Femmes de l’Ouboudjoua.

Nous quittâmes le village de Pakouanaïhoua le 19 juin, pour nous rendre à Pakhoûndi. Immédiatement après notre départ, nous passâmes un ruisseau qui sortait d’une source chaude ; à l’endroit où nous l’avons trouvé, la température de l’eau était de 41o 6/9es, tandis que celle de l’air excédait à peine 21o.

À la source même, où l’eau sourdait en bouillonnant, la chaleur devait être beaucoup plus grande ; mais il était impossible d’approcher de la fontaine, en raison du bourbier et des grandes herbes qui l’entouraient. Malgré la chaleur de l’eau, on y voyait des plantes, des arbres, des grenouilles, qui paraissaient y prospérer.

La route nous fit ensuite traverser un pays tout à fait plat, en partie couvert de jungle, en partie défriché ; puis une plaine sablonneuse où les palmiers étaient nombreux. Plusieurs cours d’eau arrosaient cette plaine ; ils se rendaient tous au Rouboumba, à l’exception néanmoins du dernier, qui s’appelait le Katammba, et qui fuyait au sud, vers la vallée du Loukouga.

Près des villages, on remarquait de petites fonderies de fer ; et à proximité dangereuse du sentier, se trouvaient un grand nombre de fosses d’où l’on tire le minerai : une espèce d’hématite rouge.

C’était à Pakhoûndi que nous attendait la caravane qui devait se joindre à la mienne. Elle se composait de gens de Mouinyi Hassani, d’une bande conduite par un esclave de Saïd Ibn Habib, de deux petits groupes d’une douzaine d’hommes chacun, appartenant à Mouinyi Brahim et à Mouinyi Bokhari. En tout, près de deux cent quatre-vingts individus, auxquels il faut ajouter quelques hommes libres, forgerons et charpentiers qui voyageaient pour leur propre compte avec un ou deux esclaves.

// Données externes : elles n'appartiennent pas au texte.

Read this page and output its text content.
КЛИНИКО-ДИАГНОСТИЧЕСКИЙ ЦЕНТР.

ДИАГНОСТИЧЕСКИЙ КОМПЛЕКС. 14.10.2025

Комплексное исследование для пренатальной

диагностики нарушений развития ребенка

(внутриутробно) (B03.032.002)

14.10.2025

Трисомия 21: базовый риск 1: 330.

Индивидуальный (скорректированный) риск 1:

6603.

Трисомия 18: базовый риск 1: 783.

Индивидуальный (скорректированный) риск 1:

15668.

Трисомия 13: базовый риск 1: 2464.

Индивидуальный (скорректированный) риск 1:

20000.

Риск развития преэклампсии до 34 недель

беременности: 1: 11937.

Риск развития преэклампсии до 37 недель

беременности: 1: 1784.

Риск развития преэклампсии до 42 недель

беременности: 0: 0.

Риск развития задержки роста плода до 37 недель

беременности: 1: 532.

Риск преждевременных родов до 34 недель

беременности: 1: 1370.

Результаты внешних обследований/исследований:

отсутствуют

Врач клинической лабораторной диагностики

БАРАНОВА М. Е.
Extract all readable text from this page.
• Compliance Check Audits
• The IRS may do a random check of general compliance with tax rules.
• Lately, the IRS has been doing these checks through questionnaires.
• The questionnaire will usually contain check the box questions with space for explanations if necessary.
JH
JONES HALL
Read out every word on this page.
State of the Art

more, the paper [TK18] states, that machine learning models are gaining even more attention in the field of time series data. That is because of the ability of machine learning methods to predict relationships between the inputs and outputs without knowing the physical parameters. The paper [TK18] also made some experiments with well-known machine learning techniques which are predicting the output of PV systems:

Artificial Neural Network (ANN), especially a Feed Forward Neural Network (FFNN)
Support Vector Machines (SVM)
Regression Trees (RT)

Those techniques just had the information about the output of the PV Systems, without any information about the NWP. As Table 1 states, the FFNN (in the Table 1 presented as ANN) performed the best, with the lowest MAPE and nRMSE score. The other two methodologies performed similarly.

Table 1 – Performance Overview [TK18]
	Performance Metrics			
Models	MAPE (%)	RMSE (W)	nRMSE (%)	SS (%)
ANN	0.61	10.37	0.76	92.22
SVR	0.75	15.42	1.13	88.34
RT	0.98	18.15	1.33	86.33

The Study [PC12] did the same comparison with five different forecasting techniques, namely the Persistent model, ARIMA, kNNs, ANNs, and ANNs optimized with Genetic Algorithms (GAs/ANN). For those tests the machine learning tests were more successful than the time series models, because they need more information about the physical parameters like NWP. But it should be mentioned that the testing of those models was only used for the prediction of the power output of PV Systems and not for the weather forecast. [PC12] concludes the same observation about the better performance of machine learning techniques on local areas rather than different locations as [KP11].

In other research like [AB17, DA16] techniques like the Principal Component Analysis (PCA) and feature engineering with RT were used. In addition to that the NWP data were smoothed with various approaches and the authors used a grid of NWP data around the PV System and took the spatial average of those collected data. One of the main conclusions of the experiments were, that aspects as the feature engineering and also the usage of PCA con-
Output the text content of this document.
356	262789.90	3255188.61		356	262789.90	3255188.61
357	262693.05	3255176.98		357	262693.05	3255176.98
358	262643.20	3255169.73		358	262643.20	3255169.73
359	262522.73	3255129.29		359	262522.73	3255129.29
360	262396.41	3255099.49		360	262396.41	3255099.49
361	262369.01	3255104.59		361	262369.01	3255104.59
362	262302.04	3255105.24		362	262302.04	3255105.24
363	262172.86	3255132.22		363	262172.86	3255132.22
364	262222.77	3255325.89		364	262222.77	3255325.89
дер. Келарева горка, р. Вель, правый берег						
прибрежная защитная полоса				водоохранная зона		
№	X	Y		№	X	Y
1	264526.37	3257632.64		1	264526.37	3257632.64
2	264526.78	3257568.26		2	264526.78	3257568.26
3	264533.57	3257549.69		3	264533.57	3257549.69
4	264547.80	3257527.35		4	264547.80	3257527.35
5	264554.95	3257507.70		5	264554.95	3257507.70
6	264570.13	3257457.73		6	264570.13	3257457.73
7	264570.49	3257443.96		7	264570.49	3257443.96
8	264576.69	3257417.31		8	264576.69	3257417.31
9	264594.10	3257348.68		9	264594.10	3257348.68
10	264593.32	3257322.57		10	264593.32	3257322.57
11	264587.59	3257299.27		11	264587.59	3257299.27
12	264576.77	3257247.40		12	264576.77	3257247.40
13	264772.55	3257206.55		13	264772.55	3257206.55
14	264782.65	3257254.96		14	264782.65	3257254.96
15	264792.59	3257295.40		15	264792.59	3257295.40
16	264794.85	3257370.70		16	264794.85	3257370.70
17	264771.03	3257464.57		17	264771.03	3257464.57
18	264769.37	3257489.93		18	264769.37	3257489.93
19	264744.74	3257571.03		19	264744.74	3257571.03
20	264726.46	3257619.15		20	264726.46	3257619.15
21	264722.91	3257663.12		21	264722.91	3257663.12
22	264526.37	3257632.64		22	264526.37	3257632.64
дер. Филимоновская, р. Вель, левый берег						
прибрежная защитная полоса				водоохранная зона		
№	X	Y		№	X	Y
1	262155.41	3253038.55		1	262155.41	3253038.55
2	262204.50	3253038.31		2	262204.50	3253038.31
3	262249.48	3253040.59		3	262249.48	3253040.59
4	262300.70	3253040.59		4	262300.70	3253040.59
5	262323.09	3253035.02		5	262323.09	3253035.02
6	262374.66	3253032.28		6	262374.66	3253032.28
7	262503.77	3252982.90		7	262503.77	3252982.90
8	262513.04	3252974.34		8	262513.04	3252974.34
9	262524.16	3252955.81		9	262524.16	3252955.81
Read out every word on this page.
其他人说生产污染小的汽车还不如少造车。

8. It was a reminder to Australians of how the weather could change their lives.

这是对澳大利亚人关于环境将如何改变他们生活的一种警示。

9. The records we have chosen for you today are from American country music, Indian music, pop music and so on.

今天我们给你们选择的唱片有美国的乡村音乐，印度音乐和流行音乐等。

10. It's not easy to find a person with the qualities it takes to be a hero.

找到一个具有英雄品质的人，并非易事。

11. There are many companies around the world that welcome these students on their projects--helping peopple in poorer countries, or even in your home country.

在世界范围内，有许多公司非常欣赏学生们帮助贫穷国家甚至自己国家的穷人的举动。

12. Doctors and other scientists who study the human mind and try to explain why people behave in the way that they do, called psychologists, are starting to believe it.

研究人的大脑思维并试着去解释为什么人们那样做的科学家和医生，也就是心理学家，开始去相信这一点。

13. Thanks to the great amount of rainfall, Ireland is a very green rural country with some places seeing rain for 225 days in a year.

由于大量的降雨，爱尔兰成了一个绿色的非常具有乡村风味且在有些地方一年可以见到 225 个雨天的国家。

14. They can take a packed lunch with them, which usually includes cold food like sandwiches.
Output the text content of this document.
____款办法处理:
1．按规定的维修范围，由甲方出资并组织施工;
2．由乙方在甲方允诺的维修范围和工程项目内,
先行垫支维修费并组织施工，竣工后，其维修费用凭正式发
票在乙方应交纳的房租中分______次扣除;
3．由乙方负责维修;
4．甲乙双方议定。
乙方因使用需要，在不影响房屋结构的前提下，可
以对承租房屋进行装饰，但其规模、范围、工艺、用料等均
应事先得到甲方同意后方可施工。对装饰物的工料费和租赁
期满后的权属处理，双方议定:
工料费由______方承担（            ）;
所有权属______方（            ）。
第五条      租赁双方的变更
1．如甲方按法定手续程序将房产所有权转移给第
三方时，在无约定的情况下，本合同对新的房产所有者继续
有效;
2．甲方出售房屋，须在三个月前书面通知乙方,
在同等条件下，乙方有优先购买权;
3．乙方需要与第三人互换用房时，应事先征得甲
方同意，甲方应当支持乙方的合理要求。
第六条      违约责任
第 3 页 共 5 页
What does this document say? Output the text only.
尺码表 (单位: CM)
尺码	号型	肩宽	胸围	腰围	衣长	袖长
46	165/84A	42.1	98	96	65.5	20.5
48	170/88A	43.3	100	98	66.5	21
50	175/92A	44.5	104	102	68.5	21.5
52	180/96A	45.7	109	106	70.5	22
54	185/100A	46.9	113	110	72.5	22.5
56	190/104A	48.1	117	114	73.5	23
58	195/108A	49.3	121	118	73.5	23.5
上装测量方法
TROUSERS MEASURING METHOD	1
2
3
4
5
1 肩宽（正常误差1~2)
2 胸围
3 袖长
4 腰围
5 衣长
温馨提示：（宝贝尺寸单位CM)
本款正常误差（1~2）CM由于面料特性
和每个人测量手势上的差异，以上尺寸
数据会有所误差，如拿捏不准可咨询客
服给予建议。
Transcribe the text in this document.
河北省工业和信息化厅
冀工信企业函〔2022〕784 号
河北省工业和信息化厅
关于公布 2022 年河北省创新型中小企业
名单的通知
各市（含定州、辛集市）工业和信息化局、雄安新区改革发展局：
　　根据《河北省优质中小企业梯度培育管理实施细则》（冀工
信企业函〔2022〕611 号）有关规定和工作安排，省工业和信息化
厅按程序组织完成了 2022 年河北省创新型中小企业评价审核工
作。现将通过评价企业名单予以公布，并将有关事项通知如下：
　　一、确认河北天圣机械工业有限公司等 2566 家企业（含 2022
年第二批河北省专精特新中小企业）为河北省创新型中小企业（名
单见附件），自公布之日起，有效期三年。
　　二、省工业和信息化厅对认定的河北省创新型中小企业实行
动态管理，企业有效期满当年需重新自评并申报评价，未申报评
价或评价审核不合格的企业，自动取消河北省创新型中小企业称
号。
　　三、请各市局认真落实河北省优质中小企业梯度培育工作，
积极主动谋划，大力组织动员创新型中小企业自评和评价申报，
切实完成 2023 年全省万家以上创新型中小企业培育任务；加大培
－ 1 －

  1. Cette hideuse coutume est très répandue en Afrique ; elle existe sur les bords du Zambèse inférieur, sur les rives du Chiré et du lac Nyassa, où le bijou inséré dans la lèvre est une bague nommée pélélé. On retrouve celui-ci parmi les riverains de la Rovouma, chez qui il est même porté par quelques dandys, bien que cette parure soit essentiellement féminine ; enfin l’ornement labial, sous forme de cheville, de plaque, d’anneaux métalliques, de brins de bois, etc., est commun dans tout le bassin du Diour. Voy. Livingstone, Explorations du Zambèse, p. 108 ; Schweinfurth, Au cœur de l’Afrique, vol. I, p. 380, 381, 382, et vol. II, p. 288, 355. (Note du traducteur.)